In the winter of 2014-15, most of us skipped looking toward the mountains for snow. Last year, Hurricane Ridge, the winter wonderland of Olympic National Park, failed to receive the needed 26 inches of snow as a base to open their ski and snowboarding area. Freshly waxed skis sat in corners, not once touching the powder that they need to survive. Winter was a joke and by March, the snow was gone up to nearly 6,000 feet in the Olympic Mountains. Few got into snowy goodness in the Olympic Mountains during the winter of 2014-15, and it was a major bust. Luckily, the winter of 2015-16 is already amazing, and the snow has returned to the Olympic Mountains in full force.
As Christmas 2015 greeted the Pacific Northwest, the sun came out behind the clouds and the Olympic Mountains glistened in the cool, crisp sun. One year ago, Hurricane Ridge had just 20 inches of snow and would have a high snowpack of 25 inches for the entire winter. The Waterhole Weather Station, located 200 feet below Hurricane Ridge, has a snowpack of just under 7 FEET of snow so far in 2015, with more on the way.
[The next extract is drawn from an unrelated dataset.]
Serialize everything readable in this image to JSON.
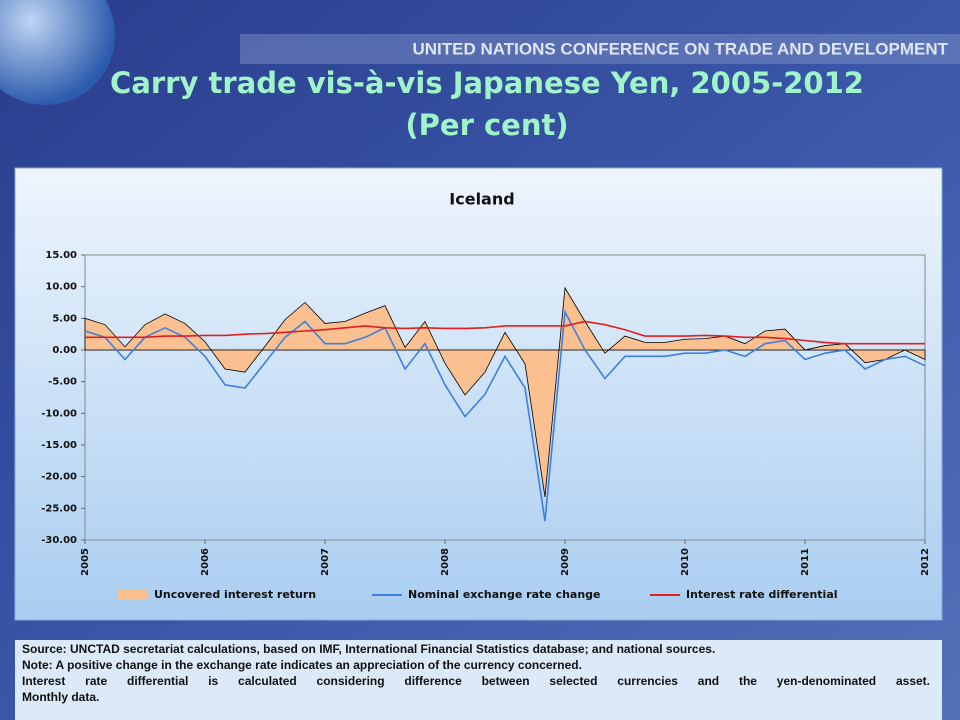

There is actually so much snow at Hurricane Ridge right now that Olympic National Park crews will be needing an extra day to get the road ready to open. The Ridge’s ski and snowboard area, just 17 miles from downtown Port Angeles, Washington, was supposed to open Saturday, the 26th of December. However, due to amazing amounts of snow, it will not open until Sunday the 27th. The Hurricane Ridge area will remain open daily through Jan. 3, weather permitting. For more on the conditions of both the road and the region, please read our earlier post.
Elsewhere around the Olympic Mountains, the snow is stacking up. Above the Dungeness River in a drier section of the Olympic Mountain Range, the snowpack is 30 inches at 4,010 feet. Not a bad total for being in what some consider a rain shadow.
The Buckinghorse Weather Station, located at 4,870 feet, has a snowpack of 99 inches! At this time last year, they had around one foot.
At Mount Crag near Hood Canal, the weather station is also reporting great news for the Olympic Mountain snowpack. At 3,960 feet, the station is reporting a snow depth of 64 inches.